Ketiga, pengembangan kerangka analisis dan budaya akademik. Sebagai institusi pendidikan nasional yang secara formal mempunyai pijakan kurikulum yang jelas dan terstandar, maka para pengajar mempunyai ruang yang terbuka untuk menyampikan makna dan nilai-nilai pendidikan agama tersebut untuk memahami ajaran Islam yang benar (kaafah), dan menjadikan agama sebagai suatu berkah dan rahmat bagi sekalian alam (rahmatan lil alamin). Rahmat ini tidak hanya untuk satu agama saja, tapi juga untuk umat manusia di muka bumi ini. Karena itu apabila tidak ada kpmunikasi yang baik dan sempitnya ruang dialog dalam memahami materi pembelajaran pada gilirannya berakibat pada miskinnya pisau analisis yang digunakan dan rendahnya budaya akademik yang berlangsung di lingkungan sekolah.

Dalam konteks inilah, terbatasnya semangat kritis dan gugatan intelektual terhadap materi pembelajaran di lingkungan sekolah akan dapat menghambat makna dan tafsir yang luas terhadap misi agama itu sendiri sebagai rahmatan lil alamain.

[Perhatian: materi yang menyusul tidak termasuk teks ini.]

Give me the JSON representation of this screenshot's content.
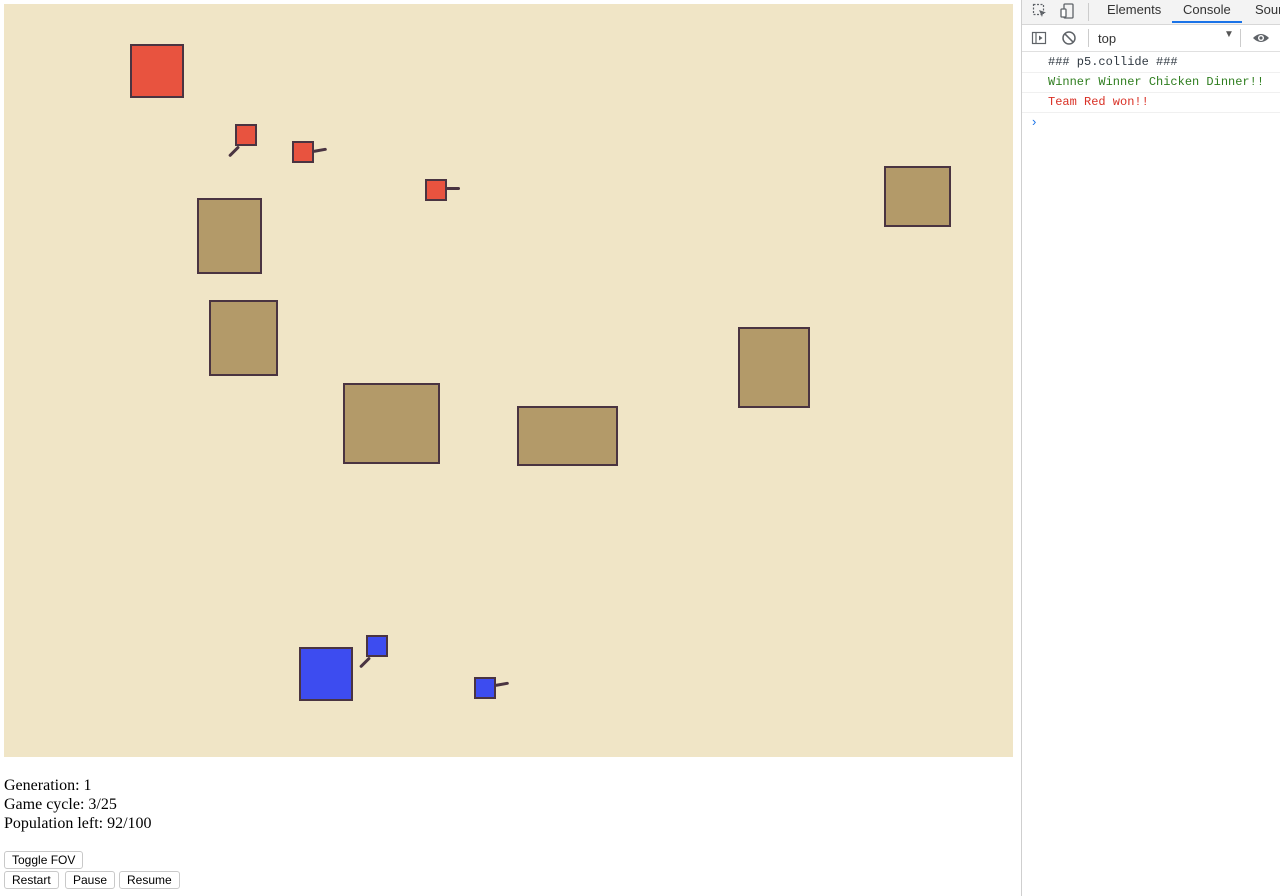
{
  "game": {
    "stats": {
      "generation": "Generation: 1",
      "game_cycle": "Game cycle: 3/25",
      "population": "Population left: 92/100"
    },
    "buttons": {
      "toggle_fov": "Toggle FOV",
      "restart": "Restart",
      "pause": "Pause",
      "resume": "Resume"
    },
    "colors": {
      "field": "#f0e5c6",
      "obstacle": "#b39a69",
      "outline": "#4a3441",
      "team_red": "#e8533f",
      "team_blue": "#3d4cf0"
    }
  },
  "devtools": {
    "tabs": [
      "Elements",
      "Console",
      "Sour"
    ],
    "active_tab": "Console",
    "context": "top",
    "console_lines": [
      {
        "text": "### p5.collide ###",
        "color": "#303942"
      },
      {
        "text": "Winner Winner Chicken Dinner!!",
        "color": "#2e7d1e"
      },
      {
        "text": "Team Red won!!",
        "color": "#d93025"
      }
    ],
    "prompt_symbol": "›",
    "icons": [
      "inspect-icon",
      "device-toolbar-icon",
      "sidebar-toggle-icon",
      "clear-console-icon",
      "dropdown-arrow-icon",
      "eye-icon"
    ]
  }
}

Karena itu, upaya penanggulangan radikalisme melalui penguatan pendidikan agama perlu dilakukan dengan mengembangkan paradigma keilmuan dan model analisis agar kebenaran tekstual dan doktrin keilmuan tidak sekedar difahami secara searah dan monologis. Pada gilirannya, semangat ini akan bermuara pada tumbuhnya demokratisasi ilmu dan relatifitas tafsir di lingkungan dunia sekolah.           

Penutup

Atas dasar pemikiran itulah, maka menjadi tanggung jawab kalangan guru pendidikan agama Islam untuk membuka kembali khasanah intelektual Islam, yang saat ini masih terpendam, bagi para siswanya di sekolah. Hal ini perlu dilakukan untuk menjawab berbagai pertanyaan mendasar bahwa Islam telah memberikan kontribusi yang nyata dalam membangun perdamaian dunia dan kesejahteraan umat manusia.

Pendidikan agama Islam di sekolah harus memberikan pesan-pesan yang positif dan progresif kepada anak didik karena mereka adalah para pewaris masa depan dan menjadi pemimpin di muka bumi ini (khalifah).